A few years back, I sat down and watched The Asylum’s release of 11/11/11, thinking I was watching Darren Lynn Bousman’s 11-11-11… yeah, I know, how silly of me to confuse the two! Well, apparently, this studio that releases awful, low budget knockoffs has been releasing these ‘doomed date’ movies (12/12/12 and so on) every year since then. Thankfully, last year’s installment, 13/13/13, is leaps and bounds better than 2011’s [and most likely 2012’s, too] failure.
Director James Cullen Bressack is becoming a master of low-budget cinema. He knows his limitations and doesn’t try to push the boundaries any further. Aside from a few CG gunshots and spider, there really isn’t much to complain about. All of the practical blood and gore effects looked great and anything Bressack couldn’t pull off realistically was done with some off-screen magic.
The acting in 13/13/13 was remarkably good. The best performances were delivered by Trae Ireland and Erin Coker who played our main protagonists, Jack and Candace. Additionally, the scenes with Jody Barton and J. Scott on screen together are brilliant! With some pretty goofy dialogue and pure madness, they were able to both entertain and properly portray the insanity that was occurring worldwide in the film.
I liked the fact that the plot of the film wasn’t bogged down with expansive detail and unnecessary science to try and explain the happenings. A brief scene between Jack and Candace covers everything we need to know and no more thinking is required afterwards.
If you have not watched any of James Cullen Bressack’s films, you should start seeking them out. At the young age of 21, Bressack has already proven his diversity with such films as To Jennifer and Hate Crime. There is no doubt that as he matures as an artist and filmmaker, he will go on to bigger and better things.
Overall, I give 13/13/13 3.5 green CG spiders out of 5.
I’ve already expressed my feelings on James Cullen Bressack once before in my review of his wonderful film To Jennifer. So it probably won’t come as a shock to any of you that I really enjoyed his film 13/13/13, as well. I had seen what he could accomplish using the bare minimum format of found footage, so I was eager to see what he was capable of with a bigger budget.
13/13/13 is a story with a Night of The Living Dead/The Crazies feel to it in which people not born on a leap year become ravenous, insane demons. What I like most about this film is the humor of insanity. Jody Barton and J. Scott pretty much steal the show. These two guys play so well off of each other, it leads me to believe that they are actually good friends outside of the film.
While this film has its faults with some bad acting here and there, it is far superior to stuff like the SyFy channel original films. When a director is handed a minimum budget, it can be tough to get everything from your script onto the screen. James has a subtle approach that enables him to get “more bang for the buck” so to speak.

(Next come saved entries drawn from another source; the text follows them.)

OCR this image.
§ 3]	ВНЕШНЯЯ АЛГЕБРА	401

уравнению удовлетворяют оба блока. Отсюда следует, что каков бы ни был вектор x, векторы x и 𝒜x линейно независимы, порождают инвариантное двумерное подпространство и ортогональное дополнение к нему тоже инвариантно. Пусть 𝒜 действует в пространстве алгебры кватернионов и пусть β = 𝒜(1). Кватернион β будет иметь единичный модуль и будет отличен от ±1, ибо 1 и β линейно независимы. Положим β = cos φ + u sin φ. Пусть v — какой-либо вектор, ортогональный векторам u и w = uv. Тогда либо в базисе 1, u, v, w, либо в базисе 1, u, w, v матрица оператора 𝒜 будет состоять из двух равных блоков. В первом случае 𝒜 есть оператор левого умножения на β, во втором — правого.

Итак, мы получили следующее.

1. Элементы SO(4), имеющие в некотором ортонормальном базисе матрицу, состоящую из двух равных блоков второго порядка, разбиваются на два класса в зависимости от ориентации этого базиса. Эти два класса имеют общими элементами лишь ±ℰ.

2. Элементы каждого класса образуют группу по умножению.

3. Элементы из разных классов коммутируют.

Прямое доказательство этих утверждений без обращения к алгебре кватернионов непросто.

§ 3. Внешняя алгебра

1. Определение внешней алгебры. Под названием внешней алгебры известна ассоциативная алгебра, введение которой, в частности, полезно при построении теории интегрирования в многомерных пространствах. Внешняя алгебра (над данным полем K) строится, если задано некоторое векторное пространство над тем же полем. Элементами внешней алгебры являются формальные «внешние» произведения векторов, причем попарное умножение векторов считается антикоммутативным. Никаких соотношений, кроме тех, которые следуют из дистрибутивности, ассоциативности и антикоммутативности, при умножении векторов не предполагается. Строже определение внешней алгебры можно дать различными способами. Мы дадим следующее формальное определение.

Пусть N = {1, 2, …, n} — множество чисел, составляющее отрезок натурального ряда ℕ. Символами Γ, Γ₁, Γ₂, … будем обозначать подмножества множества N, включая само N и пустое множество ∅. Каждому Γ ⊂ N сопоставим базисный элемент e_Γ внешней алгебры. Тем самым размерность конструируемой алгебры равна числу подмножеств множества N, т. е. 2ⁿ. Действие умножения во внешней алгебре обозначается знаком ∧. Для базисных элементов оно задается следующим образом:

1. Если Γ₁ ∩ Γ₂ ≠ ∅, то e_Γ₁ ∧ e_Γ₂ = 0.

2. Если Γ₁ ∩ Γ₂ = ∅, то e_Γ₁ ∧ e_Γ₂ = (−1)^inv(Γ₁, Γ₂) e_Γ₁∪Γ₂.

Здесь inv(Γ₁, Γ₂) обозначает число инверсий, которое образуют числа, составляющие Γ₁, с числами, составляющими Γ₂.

It’s obvious that James has a close knit group of friends that he works with on films because they always seem to pop up in bit parts or star in his other work. This is a bonus for fans because you may only see an indie actor in one role and then lose them forever.
13/13/13 is an hour and a half that is meant for the fun horror crowd. When I was growing up, me and my buddies used to call these “popcorn movies.” Just go along for the ride — laugh at the silly acting, cringe at the gore, and just be happy to be entertained.
This film gets the Rottin’ Roger Demarco seal of approval with 3.5 Korean soldiers out of 5.